Robert continues to view his love through the structures of possession. He does not tell her, “I fantasized that you would marry me. ” He says, “I fantasized that you would become my wife. ” Edna declares that she belongs to herself, she can give herself to whom she pleases. Edna does not see the consummation of her desire for Robert as a transaction that will take place between Robert and Leonce, but one that takes place between her and Robert. Robert does not see it this way. Robert refuses to enter into a relationship with Edna because he refuses to treat her as an independent individual.

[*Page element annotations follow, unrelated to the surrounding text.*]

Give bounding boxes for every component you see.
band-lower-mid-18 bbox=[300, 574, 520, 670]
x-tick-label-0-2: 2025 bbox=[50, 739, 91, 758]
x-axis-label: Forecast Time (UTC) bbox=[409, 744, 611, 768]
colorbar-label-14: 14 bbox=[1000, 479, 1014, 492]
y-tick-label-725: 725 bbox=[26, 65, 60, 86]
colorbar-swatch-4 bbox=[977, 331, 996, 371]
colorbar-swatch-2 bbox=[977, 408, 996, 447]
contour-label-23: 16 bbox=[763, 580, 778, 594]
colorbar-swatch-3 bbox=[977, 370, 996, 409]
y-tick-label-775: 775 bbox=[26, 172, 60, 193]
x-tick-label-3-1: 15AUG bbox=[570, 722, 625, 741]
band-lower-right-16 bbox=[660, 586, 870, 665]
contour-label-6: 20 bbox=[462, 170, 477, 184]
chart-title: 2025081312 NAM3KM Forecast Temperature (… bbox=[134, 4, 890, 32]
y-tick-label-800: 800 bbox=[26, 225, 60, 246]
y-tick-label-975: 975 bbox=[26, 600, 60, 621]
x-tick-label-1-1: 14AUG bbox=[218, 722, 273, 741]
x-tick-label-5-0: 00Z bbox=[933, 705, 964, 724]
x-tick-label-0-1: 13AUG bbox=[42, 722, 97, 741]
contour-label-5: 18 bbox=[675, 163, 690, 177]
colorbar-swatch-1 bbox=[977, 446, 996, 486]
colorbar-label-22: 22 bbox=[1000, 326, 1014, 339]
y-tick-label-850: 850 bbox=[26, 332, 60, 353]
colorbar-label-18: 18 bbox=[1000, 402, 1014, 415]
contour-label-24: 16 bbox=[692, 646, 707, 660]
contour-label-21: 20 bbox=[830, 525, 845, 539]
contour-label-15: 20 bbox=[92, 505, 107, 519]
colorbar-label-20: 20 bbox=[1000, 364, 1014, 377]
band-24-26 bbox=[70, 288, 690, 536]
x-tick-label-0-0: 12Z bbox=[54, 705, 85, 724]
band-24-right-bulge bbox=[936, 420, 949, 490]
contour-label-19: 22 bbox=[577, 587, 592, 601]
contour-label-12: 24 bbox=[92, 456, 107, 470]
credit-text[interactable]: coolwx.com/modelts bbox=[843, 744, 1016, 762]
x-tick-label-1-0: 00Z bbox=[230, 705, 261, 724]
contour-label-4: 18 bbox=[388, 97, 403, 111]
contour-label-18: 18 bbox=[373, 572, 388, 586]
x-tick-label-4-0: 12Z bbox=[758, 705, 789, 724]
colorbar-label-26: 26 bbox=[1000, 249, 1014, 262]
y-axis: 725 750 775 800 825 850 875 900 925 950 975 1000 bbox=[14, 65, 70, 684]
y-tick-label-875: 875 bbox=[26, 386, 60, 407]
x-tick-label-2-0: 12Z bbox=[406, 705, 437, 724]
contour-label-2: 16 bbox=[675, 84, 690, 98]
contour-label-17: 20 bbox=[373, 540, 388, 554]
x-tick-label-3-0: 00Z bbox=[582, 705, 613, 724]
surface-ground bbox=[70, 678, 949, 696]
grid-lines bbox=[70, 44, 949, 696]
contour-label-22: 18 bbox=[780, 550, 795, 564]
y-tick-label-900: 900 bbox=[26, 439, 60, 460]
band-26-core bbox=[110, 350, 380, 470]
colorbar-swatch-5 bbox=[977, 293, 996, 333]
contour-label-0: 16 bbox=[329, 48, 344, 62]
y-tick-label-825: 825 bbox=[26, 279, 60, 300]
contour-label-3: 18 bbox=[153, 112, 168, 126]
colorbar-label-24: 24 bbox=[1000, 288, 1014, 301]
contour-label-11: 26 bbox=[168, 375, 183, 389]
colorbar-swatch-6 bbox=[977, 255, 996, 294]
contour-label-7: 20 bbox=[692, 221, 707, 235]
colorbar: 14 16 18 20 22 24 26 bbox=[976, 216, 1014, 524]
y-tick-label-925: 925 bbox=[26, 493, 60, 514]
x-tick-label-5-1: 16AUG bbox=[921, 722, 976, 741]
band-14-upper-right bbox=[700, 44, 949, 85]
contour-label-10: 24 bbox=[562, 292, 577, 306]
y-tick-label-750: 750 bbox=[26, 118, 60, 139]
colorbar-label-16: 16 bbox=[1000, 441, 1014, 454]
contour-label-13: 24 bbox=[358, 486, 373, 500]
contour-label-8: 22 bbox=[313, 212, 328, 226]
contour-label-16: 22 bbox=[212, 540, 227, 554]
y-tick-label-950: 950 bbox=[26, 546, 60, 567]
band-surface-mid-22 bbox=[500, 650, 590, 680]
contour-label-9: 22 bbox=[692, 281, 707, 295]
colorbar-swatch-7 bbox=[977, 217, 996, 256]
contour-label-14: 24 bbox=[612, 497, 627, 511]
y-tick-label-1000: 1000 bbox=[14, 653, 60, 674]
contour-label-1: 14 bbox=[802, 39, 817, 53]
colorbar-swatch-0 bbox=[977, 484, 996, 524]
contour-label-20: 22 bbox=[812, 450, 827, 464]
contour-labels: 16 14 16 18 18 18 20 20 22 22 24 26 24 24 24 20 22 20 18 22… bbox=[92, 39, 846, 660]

Social conventions will not allow Edna to be a mother to her children without effacing her independent identity. Therefore Edna makes the choice she described to Adele at the beach the summer before. She said she would sacrifice her life for her children, but she would not sacrifice herself for them. Many critics interpret Edna’s suicide as the result of her despair over her failed attempt to enter into a relationship with Robert. However, it seems that she commits suicide because she realizes how narrow the chances are of ever achieving recognition as an independent individual.
Throughout the novel, Edna seeks independence. Her series of awakenings are mostly about achieving this goal. She wants to cease being a caged bird. When Edna goes to the beach, she removes all of her clothing and stands naked on the beach. She throws off the final layer of restricting clothing. A bird with a broken wing sinks into the surf. The bird symbolizes Edna’s failure to achieve the very goal that has driven her actions throughout the novel. In the end, Edna’s freedom takes place in death. This is the choice that social convention allows her.